The Big Lebowski: An Illustrated, Annotated History of the Greatest Cult Film of All Time

The Coen Brothers’ cult favorite is turning 15 next spring, and this is the best of the (shockingly) many book-length investigations of its enduring appeal: a handsome, energetic volume that defly mixes trivia and making-of information, coffee-table design (it’s filled with fan art, charts, and other clever visual elements), and thoughtful analysis of the film and its popularity.

Casablanca: 70th Anniversary Collector’s Edition

The Humphrey Bogart-Ingrid Bergman classic turned 70 this year, and while some of the commemorations were unwelcome (no sequels, please), Warner Brothers did take the opportunity to issue a terrific, goody-packed special edition Blu-ray set. It features the original film in a glorious HD transfer, new documentaries, a DVD version, a lovely hardcover book, a replica of the original poster, and even a set of coasters from Rick’s.
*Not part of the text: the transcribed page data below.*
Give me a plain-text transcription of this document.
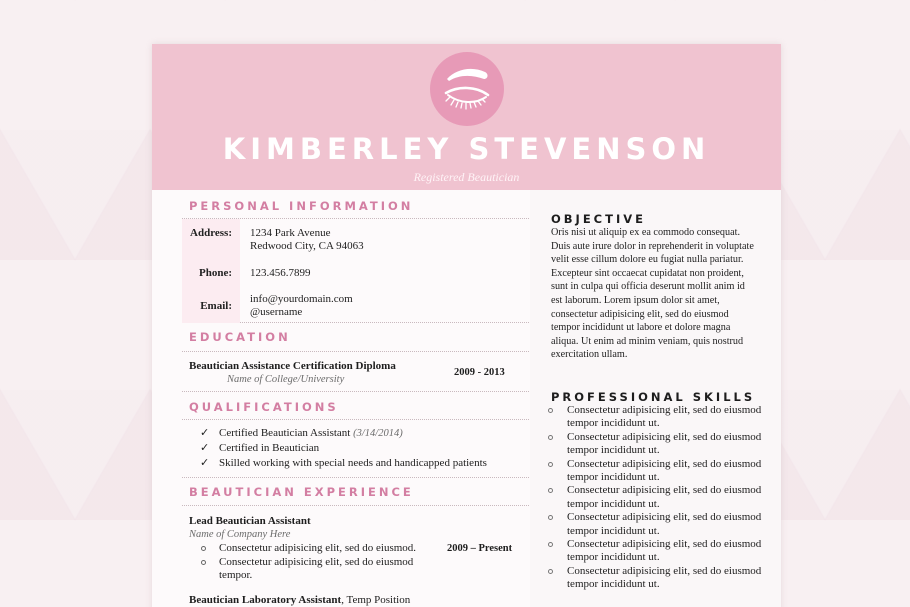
KIMBERLEY STEVENSON
Registered Beautician
PERSONAL INFORMATION
Address:	1234 Park Avenue
Redwood City, CA 94063
Phone:	123.456.7899
Email:
info@yourdomain.com
@username
EDUCATION
Beautician Assistance Certification Diploma
Name of College/University
2009 - 2013
QUALIFICATIONS
✓ Certified Beautician Assistant (3/14/2014)
✓ Certified in Beautician
✓ Skilled working with special needs and handicapped patients
BEAUTICIAN EXPERIENCE
Lead Beautician Assistant
Name of Company Here
2009 – Present
Consectetur adipisicing elit, sed do eiusmod.
Consectetur adipisicing elit, sed do eiusmod tempor.
Beautician Laboratory Assistant, Temp Position
OBJECTIVE
Oris nisi ut aliquip ex ea commodo consequat. Duis aute irure dolor in reprehenderit in voluptate velit esse cillum dolore eu fugiat nulla pariatur. Excepteur sint occaecat cupidatat non proident, sunt in culpa qui officia deserunt mollit anim id est laborum. Lorem ipsum dolor sit amet, consectetur adipisicing elit, sed do eiusmod tempor incididunt ut labore et dolore magna aliqua. Ut enim ad minim veniam, quis nostrud exercitation ullam.
PROFESSIONAL SKILLS
Consectetur adipisicing elit, sed do eiusmod tempor incididunt ut.
Consectetur adipisicing elit, sed do eiusmod tempor incididunt ut.
Consectetur adipisicing elit, sed do eiusmod tempor incididunt ut.
Consectetur adipisicing elit, sed do eiusmod tempor incididunt ut.
Consectetur adipisicing elit, sed do eiusmod tempor incididunt ut.
Consectetur adipisicing elit, sed do eiusmod tempor incididunt ut.
Consectetur adipisicing elit, sed do eiusmod tempor incididunt ut.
Universal 100th Anniversary Collection

And if you really want to go overboard this holiday season: Universal is celebrating its 100th year of making movies with this big box (MSRP: 350 bucks), featuring 25 of their biggest hits (from Dracula and To Kill a Mockingbird to Jurassic Park and The Bourne Identity), extra bonus features, and an anniversary book. Some of the choices are a little dubious (The Fast and the Furious?), but it’s an impressive totem for the ultimate movie fan.